Dans le dernier budget fédéral, la portion imposable d’un gain en capital dépassant 250 000 $ est passée de 50 % à 66,7 % ; le taux reste inchangé à 50 % pour un gain inférieur à 250 000 $. Un gain en capital correspond à un profit réalisé lors de la vente d’un actif financier comme des actions en Bourse, ou d’un immeuble commercial, par exemple. Or, il a fallu peu de temps pour que cette hausse soit dénoncée par les milieux d’affaires, arguant qu’elle nuirait à l’investissement. Qu’en est-il au juste ?
Un cas de figure
Pour comprendre les enjeux de l’impôt sur le gain en capital, prenons l’exemple d’un individu qui aurait un revenu total de 450 000 $, dont 300 000 $ proviendraient d’un gain en capital déclaré et 150 000 $ de son salaire annuel. Comme seulement la moitié des premiers 250 000 $ de gain en capital est imposable, soit 125 000 $, les 125 000 $ restants seraient exemptés d’impôt. Quant au gain excédant le seuil de 250 000 $, soit 50 000 $, 66,7 % de ce montant serait imposable, soit 33 500 $ ; les 16 500 $ restants seraient aussi exemptés d’impôt. Ainsi, le gain en capital imposable de notre individu fictif serait donc de 158 500 $ (125 000 + 33 500). En additionnant ce gain à son salaire annuel de 150 000 $, son revenu imposable serait donc de 308 500 $.

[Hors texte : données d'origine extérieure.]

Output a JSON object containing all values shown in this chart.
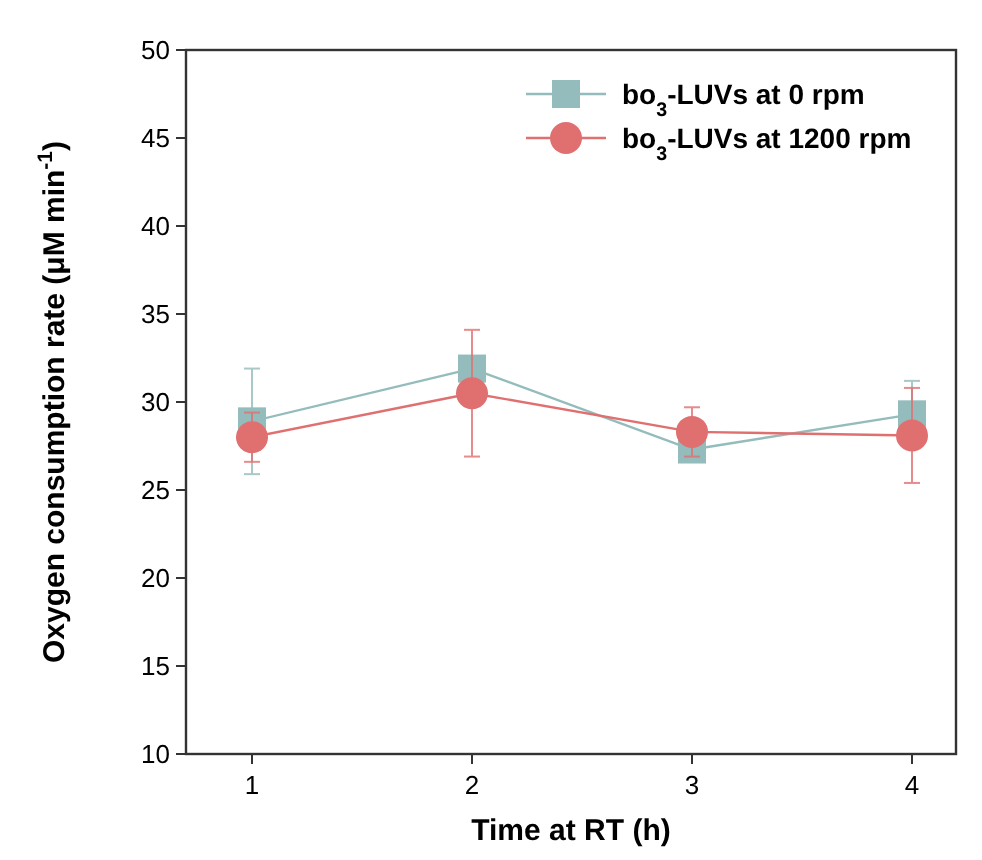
{
  "chart_data": {
    "type": "line",
    "xlabel": "Time at RT (h)",
    "ylabel": "Oxygen consumption rate (μM min$^{-1}$)",
    "x": [
      1,
      2,
      3,
      4
    ],
    "xlim": [
      0.7,
      4.2
    ],
    "xticks": [
      1,
      2,
      3,
      4
    ],
    "ylim": [
      10,
      50
    ],
    "yticks": [
      10,
      15,
      20,
      25,
      30,
      35,
      40,
      45,
      50
    ],
    "grid": false,
    "legend": "top right",
    "line_style": "solid",
    "series": [
      {
        "name": "bo$_{3}$-LUVs at 0 rpm",
        "color": "#94bcbc",
        "marker": "square",
        "values": [
          28.9,
          31.9,
          27.3,
          29.3
        ],
        "errors": [
          3.0,
          null,
          null,
          1.9
        ]
      },
      {
        "name": "bo$_{3}$-LUVs at 1200 rpm",
        "color": "#e07070",
        "marker": "circle",
        "values": [
          28.0,
          30.5,
          28.3,
          28.1
        ],
        "errors": [
          1.4,
          3.6,
          1.4,
          2.7
        ]
      }
    ]
  }
}
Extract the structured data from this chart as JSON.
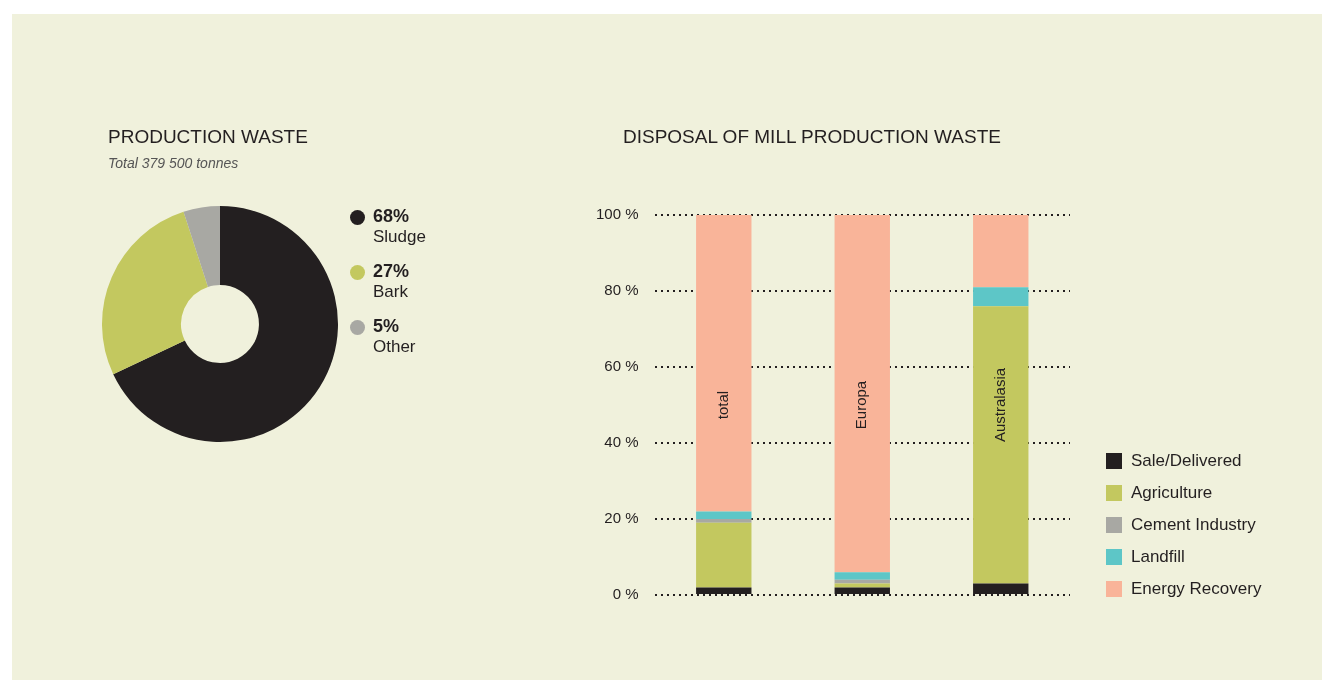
{
  "chart_data": [
    {
      "type": "donut",
      "title": "PRODUCTION WASTE",
      "subtitle": "Total 379 500 tonnes",
      "categories": [
        "Sludge",
        "Bark",
        "Other"
      ],
      "values": [
        68,
        27,
        5
      ],
      "colors": [
        "#231f20",
        "#c3c85f",
        "#a8a8a3"
      ],
      "value_labels": [
        "68%",
        "27%",
        "5%"
      ],
      "legend": "right"
    },
    {
      "type": "bar",
      "title": "DISPOSAL OF MILL PRODUCTION WASTE",
      "categories": [
        "total",
        "Europa",
        "Australasia"
      ],
      "stacked": true,
      "ylim": [
        0,
        100
      ],
      "yticks": [
        {
          "value": 0,
          "label": "0 %"
        },
        {
          "value": 20,
          "label": "20 %"
        },
        {
          "value": 40,
          "label": "40 %"
        },
        {
          "value": 60,
          "label": "60 %"
        },
        {
          "value": 80,
          "label": "80 %"
        },
        {
          "value": 100,
          "label": "100 %"
        }
      ],
      "grid": "y",
      "legend": "right",
      "tick_labels": "y",
      "series": [
        {
          "name": "Sale/Delivered",
          "color": "#231f20",
          "values": [
            2,
            2,
            3
          ]
        },
        {
          "name": "Agriculture",
          "color": "#c3c85f",
          "values": [
            17,
            1,
            73
          ]
        },
        {
          "name": "Cement Industry",
          "color": "#a8a8a3",
          "values": [
            1,
            1,
            0
          ]
        },
        {
          "name": "Landfill",
          "color": "#5dc6c7",
          "values": [
            2,
            2,
            5
          ]
        },
        {
          "name": "Energy Recovery",
          "color": "#f9b499",
          "values": [
            78,
            94,
            19
          ]
        }
      ]
    }
  ]
}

Calculons maintenant l’impôt que cet individu devrait payer. Dans notre système d’impôt progressif, chacune des tranches de revenu est imposée à un taux qui s’accroît à mesure que le revenu augmente. Selon le barème actuel des taux d’imposition provincial et fédéral, sa facture d’impôt devrait s’élever à 132 655 $, soit 43 % de son revenu imposable de 308 500 $. Est-ce que ce taux est élevé ? Pas vraiment. Car, sans les exemptions fiscales sur son gain en capital, son revenu total imposable serait de 450 000 $, de sorte que les 132 655 $ payés en impôt représenteraient un taux d’impôt payé aussi bas que 29,5 %, ce qui correspond au taux effectif d’une personne gagnant 115 000 $, soit quatre fois moins que notre individu fictif.
Photo : Dominic Bérubé
Qui profite du gain en capital ?
À la lumière de cet exemple, nous pouvons constater que les exemptions fiscales liées au gain en capital affaiblissent le système d’impôt progressif. Ce constat est d’autant plus frappant que l’imposition partielle du gain en capital bénéficie surtout aux 1 % des contribuables les plus riches, étant donné qu’ils déclarent 61 % de tous les gains en capital imposables. Cette concentration est d’autant plus élevée qu’à peine les 0,1 % les plus riches, soit 40 000 personnes, déclarent un gain en capital au-dessus de 250 000 $.
L’impact des baisses d’impôt
Les gouvernements qui se sont succédé depuis 2000 ont abaissé plusieurs fois l’imposition du gain en capital et des entreprises, sous prétexte qu’elle nuisait à l’investissement. La portion imposable du gain en capital est ainsi passée de 75 % à 66,7 % en 2000, puis à 50 % en 2004, tandis que le taux d’imposition des entreprises a été diminué de 27 % à 15 % entre 2000 et 2008.
Or, ces baisses d’impôt n’ont pas eu l’effet escompté, comme le montrent les baisses successives du taux d’investissement en machines et équipements dans le PIB, lequel est passé de 4,5 % à 4,1 % de 2005 à 2010, puis à 3,8 % en 2015, et à 2,6 % en 2023. Ces baisses ont plutôt gonflé les profits nets des entreprises, lesquelles disposent d’une réserve de liquidités de 710 milliards de dollars, soit l’équivalent de la dette nette fédérale.
Que faire ?
L’augmentation de la portion imposable du gain en capital de plus 250 000 $ de 50 % à 66,7 % est un pas dans la bonne direction, mais ce n’est pas suffisant compte tenu des déficits publics et des défis énormes qui nous attendent (crise climatique, inégalités, logement, santé, etc.). Si on ramenait la portion imposable du gain en capital à 75 %, le fédéral récolterait 25 milliards de dollars de plus cette année. Et en ramenant le taux d’imposition des entreprises à un niveau proche de 2007, soit 21 %, la récolte pourrait combler le déficit fédéral actuel.
Notons enfin qu’il existe ailleurs dans le monde des formules d’imposition où le gain réalisé à moyen et à long terme est imposé à des taux plus faibles qu’un gain à court terme, et qu’à certains endroits les gains sont imposés à des taux progressifs.